Good luck with the puppy...I hope she's not going to be affected by all of the diseases and disorders that can come with the breed. I will definetely echo what Lucky said by saying get her out and socialize her now, especially with other dogs. A shar pei will never be overly friendly towards strangers, but you have the chance now to make sure she's not aggressive towards them either.
Oh, and the tongue - I don't remember what Korbi's tongue looked like but I think I know what you mean...my pug puppy also has these fleshy sections on both sides under her tongue. I'm thinking it's just normal in the flatter faced breeds.
July 27th, 2005, 06:28 PM
The vet said that her tongue was normal, so that's good. From what I've read, if they come from a 'good line' then they have a smaller chance of getting the FSF. The only way I can see to even monitor for it is to take her temperature every single day and if it's higher than normal, then off to the vet. There is a drug that they can give them to control the FSF, but it isn't a cure and eventually the fevers will cause the organ failure that is normally the cause of death for SharPei's with FSF.
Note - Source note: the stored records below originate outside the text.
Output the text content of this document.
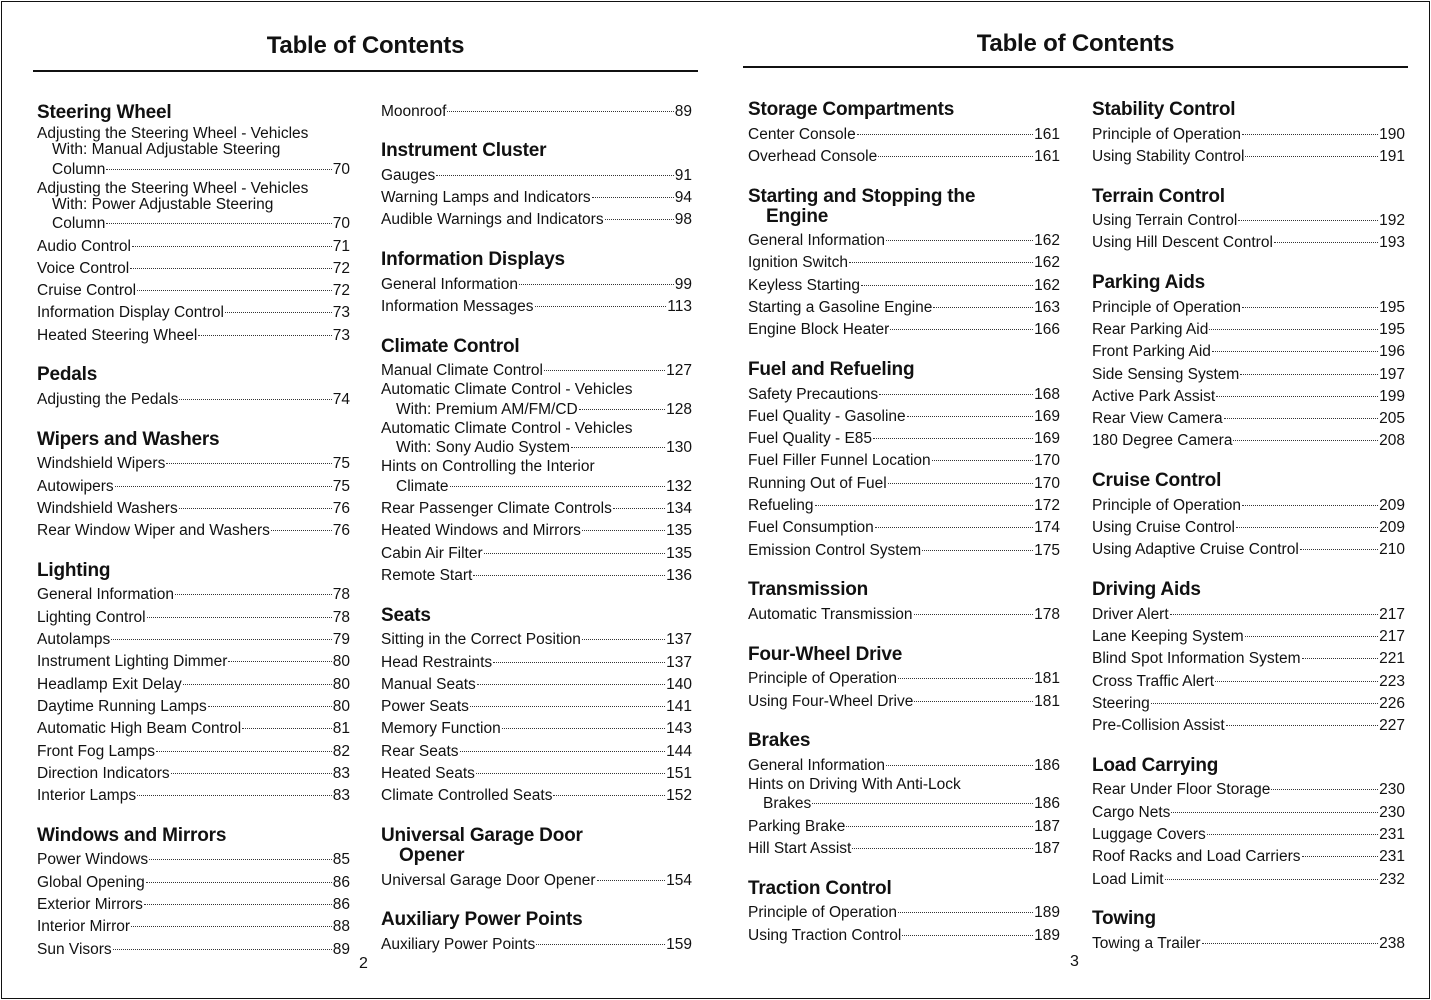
Table of Contents	Table of Contents
Steering Wheel
Adjusting the Steering Wheel - Vehicles
With: Manual Adjustable Steering
Column	70
Adjusting the Steering Wheel - Vehicles
With: Power Adjustable Steering
Column	70
Audio Control	71
Voice Control	72
Cruise Control	72
Information Display Control	73
Heated Steering Wheel	73
Pedals
Adjusting the Pedals	74
Wipers and Washers
Windshield Wipers	75
Autowipers	75
Windshield Washers	76
Rear Window Wiper and Washers	76
Lighting
General Information	78
Lighting Control	78
Autolamps	79
Instrument Lighting Dimmer	80
Headlamp Exit Delay	80
Daytime Running Lamps	80
Automatic High Beam Control	81
Front Fog Lamps	82
Direction Indicators	83
Interior Lamps	83
Windows and Mirrors
Power Windows	85
Global Opening	86
Exterior Mirrors	86
Interior Mirror	88
Sun Visors	89
Moonroof	89
Instrument Cluster
Gauges	91
Warning Lamps and Indicators	94
Audible Warnings and Indicators	98
Information Displays
General Information	99
Information Messages	113
Climate Control
Manual Climate Control	127
Automatic Climate Control - Vehicles
With: Premium AM/FM/CD	128
Automatic Climate Control - Vehicles
With: Sony Audio System	130
Hints on Controlling the Interior
Climate	132
Rear Passenger Climate Controls	134
Heated Windows and Mirrors	135
Cabin Air Filter	135
Remote Start	136
Seats
Sitting in the Correct Position	137
Head Restraints	137
Manual Seats	140
Power Seats	141
Memory Function	143
Rear Seats	144
Heated Seats	151
Climate Controlled Seats	152
Universal Garage Door
Opener
Universal Garage Door Opener	154
Auxiliary Power Points
Auxiliary Power Points	159
Storage Compartments
Center Console	161
Overhead Console	161
Starting and Stopping the
Engine
General Information	162
Ignition Switch	162
Keyless Starting	162
Starting a Gasoline Engine	163
Engine Block Heater	166
Fuel and Refueling
Safety Precautions	168
Fuel Quality - Gasoline	169
Fuel Quality - E85	169
Fuel Filler Funnel Location	170
Running Out of Fuel	170
Refueling	172
Fuel Consumption	174
Emission Control System	175
Transmission
Automatic Transmission	178
Four-Wheel Drive
Principle of Operation	181
Using Four-Wheel Drive	181
Brakes
General Information	186
Hints on Driving With Anti-Lock
Brakes	186
Parking Brake	187
Hill Start Assist	187
Traction Control
Principle of Operation	189
Using Traction Control	189
Stability Control
Principle of Operation	190
Using Stability Control	191
Terrain Control
Using Terrain Control	192
Using Hill Descent Control	193
Parking Aids
Principle of Operation	195
Rear Parking Aid	195
Front Parking Aid	196
Side Sensing System	197
Active Park Assist	199
Rear View Camera	205
180 Degree Camera	208
Cruise Control
Principle of Operation	209
Using Cruise Control	209
Using Adaptive Cruise Control	210
Driving Aids
Driver Alert	217
Lane Keeping System	217
Blind Spot Information System	221
Cross Traffic Alert	223
Steering	226
Pre-Collision Assist	227
Load Carrying
Rear Under Floor Storage	230
Cargo Nets	230
Luggage Covers	231
Roof Racks and Load Carriers	231
Load Limit	232
Towing
Towing a Trailer	238
2	3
I've also read about the aggression issues and have given my son a couple of printouts of articles that I found. I do think that she was taken from her mother way, way too early - as we think she is about 9-10 weeks old and this is her third home. My son is supposed to be getting her papers from the original owner, so I'll be able to get an idea of how inbred she is and at least then we'll know how old she is. As far as we know, the puppy has never been given any of her vaccinations (she got her first ones on Monday). He has been socializing her with people quite regularly, and although she doesn't run right up to everyone like the newfs do, she will go check them out if they stand or sit still for a few minutes. The only aggression she has shown is to the newfs. She hasn't been around a lot of other dogs yet, and won't be until she gets her full round of vaccinations.